I had the craziest high school physics teacher EVER! His room was littered with teetery wooden shelves from from strapping, each one packed to the brim with old electronics, like TVs, large banks of 8" tall capacitors, broken oscilloscopes, compouters, random wires everywhere. In a demonstration of force and pressure, he would hit a TV with the large end of a hammer, and we’d see that it dented and cracked the glass, then he hit it with the claw end and we watched as it broke through the glass and heard the large “POP” from the vacuum in the tube. He would place two large drywall screws into a pickle, take the stripped end of an old lamp plug and wrap the wires around the screws. He then plugged it into the wall and the pickle lit up. No fuses, no insulation around the screws. Oh, and the pickle was on the table about a foot from us.

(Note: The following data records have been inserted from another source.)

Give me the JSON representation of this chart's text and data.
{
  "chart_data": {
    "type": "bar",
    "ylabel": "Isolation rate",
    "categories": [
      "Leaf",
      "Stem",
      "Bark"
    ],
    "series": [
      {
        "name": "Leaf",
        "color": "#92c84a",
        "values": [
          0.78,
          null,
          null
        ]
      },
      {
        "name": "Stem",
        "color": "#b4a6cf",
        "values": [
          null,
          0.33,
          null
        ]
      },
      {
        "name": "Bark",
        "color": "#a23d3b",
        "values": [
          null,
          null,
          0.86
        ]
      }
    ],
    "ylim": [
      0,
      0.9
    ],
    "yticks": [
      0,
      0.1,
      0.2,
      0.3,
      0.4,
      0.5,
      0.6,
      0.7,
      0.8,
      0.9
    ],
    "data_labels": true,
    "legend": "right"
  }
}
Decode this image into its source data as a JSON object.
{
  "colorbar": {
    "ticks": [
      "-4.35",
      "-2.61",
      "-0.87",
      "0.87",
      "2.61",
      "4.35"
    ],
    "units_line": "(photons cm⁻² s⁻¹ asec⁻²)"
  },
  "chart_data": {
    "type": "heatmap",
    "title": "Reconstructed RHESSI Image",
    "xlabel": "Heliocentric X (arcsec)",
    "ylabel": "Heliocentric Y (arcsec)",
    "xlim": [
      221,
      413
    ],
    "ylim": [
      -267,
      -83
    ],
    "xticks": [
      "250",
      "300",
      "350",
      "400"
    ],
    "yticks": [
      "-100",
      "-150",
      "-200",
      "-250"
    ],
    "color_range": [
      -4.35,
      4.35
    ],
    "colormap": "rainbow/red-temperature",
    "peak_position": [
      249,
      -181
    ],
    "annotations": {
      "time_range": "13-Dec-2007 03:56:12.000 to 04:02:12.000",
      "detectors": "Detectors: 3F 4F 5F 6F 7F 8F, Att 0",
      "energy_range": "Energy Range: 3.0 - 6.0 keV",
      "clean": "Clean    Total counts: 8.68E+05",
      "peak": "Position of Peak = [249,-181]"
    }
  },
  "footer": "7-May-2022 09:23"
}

The highlight of the year was always the “physics war.” We got into teams of 2-4, each team built a cannon out of wood and a length of PVC pipe, and cut slits in the side of the pipe and made a plunger type of thing in the pipe so it could hold and shoot out a tennis ball. The plunger was attached to lengths of surgical tubing. We all test fired our guns on the track to see who could launch the tennis balls the furthest (prior to this, we all did “calibration” of our guns by launching them at intervals of 5 degrees and marking the distance. IT was all part of learning about trajectory and all that jazz.) Whoever got the furthest got first pick of what country the wanted to be for the “war” the next day. Each country got a certain prize with it. America, being so rich and having a powerful military, got a few pizzas for the team and lots of tennis balls. Columbia got lots of “coke” (heh), France got a shit ton of tennis balls, since they have lots of Nukes, etc…The teams that sucked got the countries without a lot of money and supplies. Then, the next day, we all went to the soccer field, and SHOT TENNIS BALLS AT EACH OTHER. These things must have been going over 100 MPH, easily. We all took balls to the chest, arms, face, etc…The only safety requirements were a helmet and safety goggles. We even used “chemical weapons” by dropping some balls into paint. We had coffee cans labels with what supplies we had, and if you hit someone’s cans, you got their supplies when the war was over (lunchtime, so as best to maximize the pizza.)
I went to high school during the height of the high school shootings (Columbine was at the end of my junior yeah, the “war” was in the fall.) We still shot tennis balls at each other, though I hear they did eventually switch to not aiming at people, and only the cans, then they went to shooting jello instead of tennis balls (didn’t work, the jello just broke up in the air,) and I think it’s gone now.